Second, Plaintiff contends that the "made-whole" rule applies to preclude any right to reimbursement that NCC possesses. (ECF No. 32 at 14-15.) The made-whole rule provides that "in the absence of statutory law or valid contractual obligations to the contrary, an insured must be fully compensated for injuries or losses sustained (made whole) before the subrogation rights of an insurance carrier arise." Syl. Pt. 3, Kanawha Valley Radiologists, Inc. v. One Valley Bank, N.A., 557 S.E.2d 277, 278 (W. Va. 2001). Plaintiff's obligation to indemnify FTL under the terms of the settlement agreement is not governed by the made-whole rule because FTL is not an insurer, nor does it purport to assert subrogation rights. Moreover, the made-whole rule does not affect FTL's obligation under the MCS-90 to reimburse NCC for any payment NCC might tender to Plaintiff because FTL is not an injured plaintiff and NCC's right to reimbursement is a matter of federal law.

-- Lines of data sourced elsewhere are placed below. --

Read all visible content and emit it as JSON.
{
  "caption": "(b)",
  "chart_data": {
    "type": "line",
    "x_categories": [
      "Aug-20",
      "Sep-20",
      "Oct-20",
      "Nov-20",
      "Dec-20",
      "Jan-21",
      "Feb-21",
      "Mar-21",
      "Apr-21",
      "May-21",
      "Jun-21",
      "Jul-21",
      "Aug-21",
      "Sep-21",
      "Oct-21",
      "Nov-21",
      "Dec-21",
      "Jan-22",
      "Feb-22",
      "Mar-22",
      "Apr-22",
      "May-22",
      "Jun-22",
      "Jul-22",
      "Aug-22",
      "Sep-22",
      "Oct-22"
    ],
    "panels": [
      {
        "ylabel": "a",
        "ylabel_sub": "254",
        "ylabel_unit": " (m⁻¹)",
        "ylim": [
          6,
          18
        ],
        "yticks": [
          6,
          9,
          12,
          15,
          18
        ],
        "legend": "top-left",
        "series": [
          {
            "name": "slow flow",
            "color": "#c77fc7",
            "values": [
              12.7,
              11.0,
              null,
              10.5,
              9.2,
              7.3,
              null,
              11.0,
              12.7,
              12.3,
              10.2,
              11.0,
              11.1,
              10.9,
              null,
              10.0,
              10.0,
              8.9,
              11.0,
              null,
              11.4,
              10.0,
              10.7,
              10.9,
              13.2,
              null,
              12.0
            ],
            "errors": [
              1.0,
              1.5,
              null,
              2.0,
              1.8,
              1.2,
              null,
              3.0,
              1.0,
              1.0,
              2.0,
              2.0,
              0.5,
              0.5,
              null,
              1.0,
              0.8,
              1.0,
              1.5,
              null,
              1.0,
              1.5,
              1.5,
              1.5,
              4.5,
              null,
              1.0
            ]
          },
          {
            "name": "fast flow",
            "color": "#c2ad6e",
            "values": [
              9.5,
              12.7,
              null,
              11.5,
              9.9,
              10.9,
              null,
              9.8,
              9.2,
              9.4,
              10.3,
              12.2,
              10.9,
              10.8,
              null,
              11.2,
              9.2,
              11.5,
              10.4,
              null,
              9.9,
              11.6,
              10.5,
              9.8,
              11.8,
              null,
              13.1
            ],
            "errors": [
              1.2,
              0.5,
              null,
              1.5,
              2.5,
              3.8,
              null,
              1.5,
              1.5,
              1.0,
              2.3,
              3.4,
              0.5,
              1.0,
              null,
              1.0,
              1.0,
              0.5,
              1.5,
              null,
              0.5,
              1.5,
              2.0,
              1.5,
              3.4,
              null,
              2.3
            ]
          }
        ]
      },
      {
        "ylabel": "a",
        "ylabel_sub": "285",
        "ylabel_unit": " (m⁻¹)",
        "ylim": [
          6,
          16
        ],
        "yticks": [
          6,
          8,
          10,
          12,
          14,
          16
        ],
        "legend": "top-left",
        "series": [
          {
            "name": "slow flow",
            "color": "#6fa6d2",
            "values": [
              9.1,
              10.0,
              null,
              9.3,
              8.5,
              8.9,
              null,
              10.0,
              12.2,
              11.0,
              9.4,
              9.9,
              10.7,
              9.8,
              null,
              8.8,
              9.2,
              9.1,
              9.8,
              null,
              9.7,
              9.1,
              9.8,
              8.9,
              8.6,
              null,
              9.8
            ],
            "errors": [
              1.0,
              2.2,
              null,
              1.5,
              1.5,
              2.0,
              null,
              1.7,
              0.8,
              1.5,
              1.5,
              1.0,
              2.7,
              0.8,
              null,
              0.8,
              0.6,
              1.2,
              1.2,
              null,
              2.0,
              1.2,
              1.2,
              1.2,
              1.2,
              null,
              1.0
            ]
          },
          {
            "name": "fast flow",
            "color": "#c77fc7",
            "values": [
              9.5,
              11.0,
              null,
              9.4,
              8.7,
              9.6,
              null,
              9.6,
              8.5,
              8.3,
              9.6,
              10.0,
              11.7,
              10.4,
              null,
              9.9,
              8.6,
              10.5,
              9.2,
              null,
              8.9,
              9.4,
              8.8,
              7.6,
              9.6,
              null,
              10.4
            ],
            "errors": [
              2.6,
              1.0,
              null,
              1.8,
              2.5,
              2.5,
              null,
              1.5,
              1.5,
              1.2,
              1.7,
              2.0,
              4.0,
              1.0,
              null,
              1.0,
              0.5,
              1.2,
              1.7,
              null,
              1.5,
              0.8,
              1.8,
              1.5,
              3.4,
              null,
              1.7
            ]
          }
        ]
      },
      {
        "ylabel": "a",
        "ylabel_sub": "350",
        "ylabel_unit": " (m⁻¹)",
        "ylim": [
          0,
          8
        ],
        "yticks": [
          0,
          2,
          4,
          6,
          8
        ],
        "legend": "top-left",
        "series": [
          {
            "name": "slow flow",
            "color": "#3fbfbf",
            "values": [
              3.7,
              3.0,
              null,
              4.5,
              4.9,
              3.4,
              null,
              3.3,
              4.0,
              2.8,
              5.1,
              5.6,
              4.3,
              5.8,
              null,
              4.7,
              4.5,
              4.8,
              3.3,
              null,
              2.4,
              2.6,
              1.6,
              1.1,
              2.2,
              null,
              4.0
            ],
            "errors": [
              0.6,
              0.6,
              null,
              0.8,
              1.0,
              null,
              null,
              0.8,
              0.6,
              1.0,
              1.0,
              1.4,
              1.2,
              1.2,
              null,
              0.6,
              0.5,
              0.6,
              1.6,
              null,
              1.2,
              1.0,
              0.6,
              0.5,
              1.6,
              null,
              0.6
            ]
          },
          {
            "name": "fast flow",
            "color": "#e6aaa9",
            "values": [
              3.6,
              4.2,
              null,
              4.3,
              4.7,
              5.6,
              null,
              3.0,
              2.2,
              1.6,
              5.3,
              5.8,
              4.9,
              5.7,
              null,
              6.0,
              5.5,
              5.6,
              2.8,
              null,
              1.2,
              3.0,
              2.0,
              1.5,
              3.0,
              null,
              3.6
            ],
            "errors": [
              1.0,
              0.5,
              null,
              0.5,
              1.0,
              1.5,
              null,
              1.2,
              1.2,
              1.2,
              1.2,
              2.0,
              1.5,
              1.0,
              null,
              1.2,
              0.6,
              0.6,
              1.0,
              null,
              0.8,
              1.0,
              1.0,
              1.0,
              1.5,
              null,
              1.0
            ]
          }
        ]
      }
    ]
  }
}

Plaintiff also argues that the provision in the trucking agreement between FTL and K&K requiring K&K to indemnify FTL is invalid under West Virginia law. (ECF No. 27 at 7.) Even if this is true, it has no effect on Plaintiff's obligation in the settlement agreement to indemnify FTL directly. (See ECF No. 28-10 at 3.) --------
Therefore, even if the MCS-90 endorsement applied to the accident, NCC would be reimbursed by FTL under the endorsement's terms for any judgment paid to Plaintiff. Under the terms of the settlement agreement, Plaintiff would then be required to indemnify FTL for that amount. This supports summary judgment in favor of NCC.
For the foregoing reasons, this Court DENIES Plaintiff's motion for summary judgment. (ECF No. 26.) This Court GRANTS NCC's motion for summary judgment. (ECF No. 28.)
IT IS SO ORDERED.
The Court DIRECTS the Clerk to send a copy of this Order to counsel of record and any unrepresented party.